Implications for research and practice

This evidence of the scale of inadequate response to antidepressants in UK primary care is worrying, particularly in the context of the continued increase in prescribing. Little is known about the treatment received by patients with depression after an antidepressant has been prescribed. It is not clear what constitutes usual care. Although the Quality Outcomes Framework (QOF) has incentivised primary care clinicians to record the severity of depressive symptoms at the start of treatment (DEP6) and again within 12 weeks (DEP7), no incentives are in place with respect to longer-term management.24 A substantial proportion of patients may receive long-term antidepressants without being adequately assessed for treatment response. It is important to identify those who continue to have significant depressive symptoms through regular reviews so that patients and clinicians can discuss alternative treatment options. The present data suggest that the NICE guidelines17 for sequencing treatments after initial inadequate response are not widely followed as there is very little evidence in the present sample of combining or augmenting antidepressant treatments.

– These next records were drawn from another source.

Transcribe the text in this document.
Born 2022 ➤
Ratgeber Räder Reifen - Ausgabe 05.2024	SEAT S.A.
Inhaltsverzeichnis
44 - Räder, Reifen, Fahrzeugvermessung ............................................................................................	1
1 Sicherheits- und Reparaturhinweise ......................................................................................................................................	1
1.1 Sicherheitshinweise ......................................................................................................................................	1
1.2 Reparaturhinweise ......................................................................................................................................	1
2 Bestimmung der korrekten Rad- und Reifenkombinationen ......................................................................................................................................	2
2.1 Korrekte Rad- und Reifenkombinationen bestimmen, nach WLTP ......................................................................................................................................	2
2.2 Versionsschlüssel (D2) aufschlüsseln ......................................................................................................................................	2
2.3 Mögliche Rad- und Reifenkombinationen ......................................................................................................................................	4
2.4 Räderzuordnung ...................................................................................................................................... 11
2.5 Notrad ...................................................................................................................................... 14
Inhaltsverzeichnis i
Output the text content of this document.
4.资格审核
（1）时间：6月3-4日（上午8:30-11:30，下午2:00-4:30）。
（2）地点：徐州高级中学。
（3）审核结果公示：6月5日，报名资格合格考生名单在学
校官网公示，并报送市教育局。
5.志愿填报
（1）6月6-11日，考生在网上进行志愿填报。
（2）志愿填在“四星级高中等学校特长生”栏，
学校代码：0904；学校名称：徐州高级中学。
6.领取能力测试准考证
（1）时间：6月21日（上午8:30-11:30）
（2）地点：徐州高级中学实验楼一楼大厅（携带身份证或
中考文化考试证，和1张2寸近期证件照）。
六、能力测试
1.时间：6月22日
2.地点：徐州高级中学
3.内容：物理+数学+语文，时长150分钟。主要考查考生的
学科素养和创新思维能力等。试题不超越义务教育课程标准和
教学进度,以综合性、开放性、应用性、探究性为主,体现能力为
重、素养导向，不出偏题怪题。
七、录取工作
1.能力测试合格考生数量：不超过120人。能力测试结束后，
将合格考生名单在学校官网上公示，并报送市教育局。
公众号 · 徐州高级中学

Given the lack of motivation that is common among patients with depression, it has been suggested that a more proactive clinician-led approach to managing this patient population could be of benefit.25 The authors would urge repeated monitoring of symptoms, together with recording of medication adherence, at regular reviews. Such an approach may help identify those patients whose symptoms have not responded to medication at an earlier stage when it might be possible to intervene to prevent chronicity and to improve patient outcome.

Acknowledgments

We are grateful to the patients, practitioners and GP surgery staff who took part in this research, and acknowledge the additional support of the Mental Health Research Network (MHRN), Scottish Mental Health Research Network (SMHRN), Primary Care Research Network (PCRN), and Scottish Primary Care Research Network (SPCRN). We thank those colleagues who contributed to the CoBalT study. Finally, we are grateful to colleagues who were involved with the CoBalT study as co-applicants: Sandra Hollinghurst, Bill Jerrom, Willem Kuyken, Debbie Sharp, and Katrina Turner.

Funding

This research was funded by the National Institute for Health Research Health Technology Assessment (NIHR HTA) programme (project number: 06/404/02). The views expressed in this publication are those of the authors and do not necessarily reflect those of the HTA programme, NIHR, NHS, or the Department of Health.

Ethical approval

Ethical approval was obtained from West Midlands Research Ethics Committee (ref 07/H1208/60) and research governance approval from Bristol, South Gloucestershire, North Somerset, Devon, and Plymouth Teaching Primary Care Trusts and NHS Greater Glasgow and Clyde Community and Mental Health Partnership. The trial is registered under ISRCTN38231611.

Provenance

Freely submitted; externally peer reviewed.

Competing interests

Chris Williams has been a past president of the CBT organisation British Association for Behavioural and Cognitive Psychotherapies (BABCP), a workshop leader and author of texts and websites on depression and self-help resources. The other authors have declared no competing interests.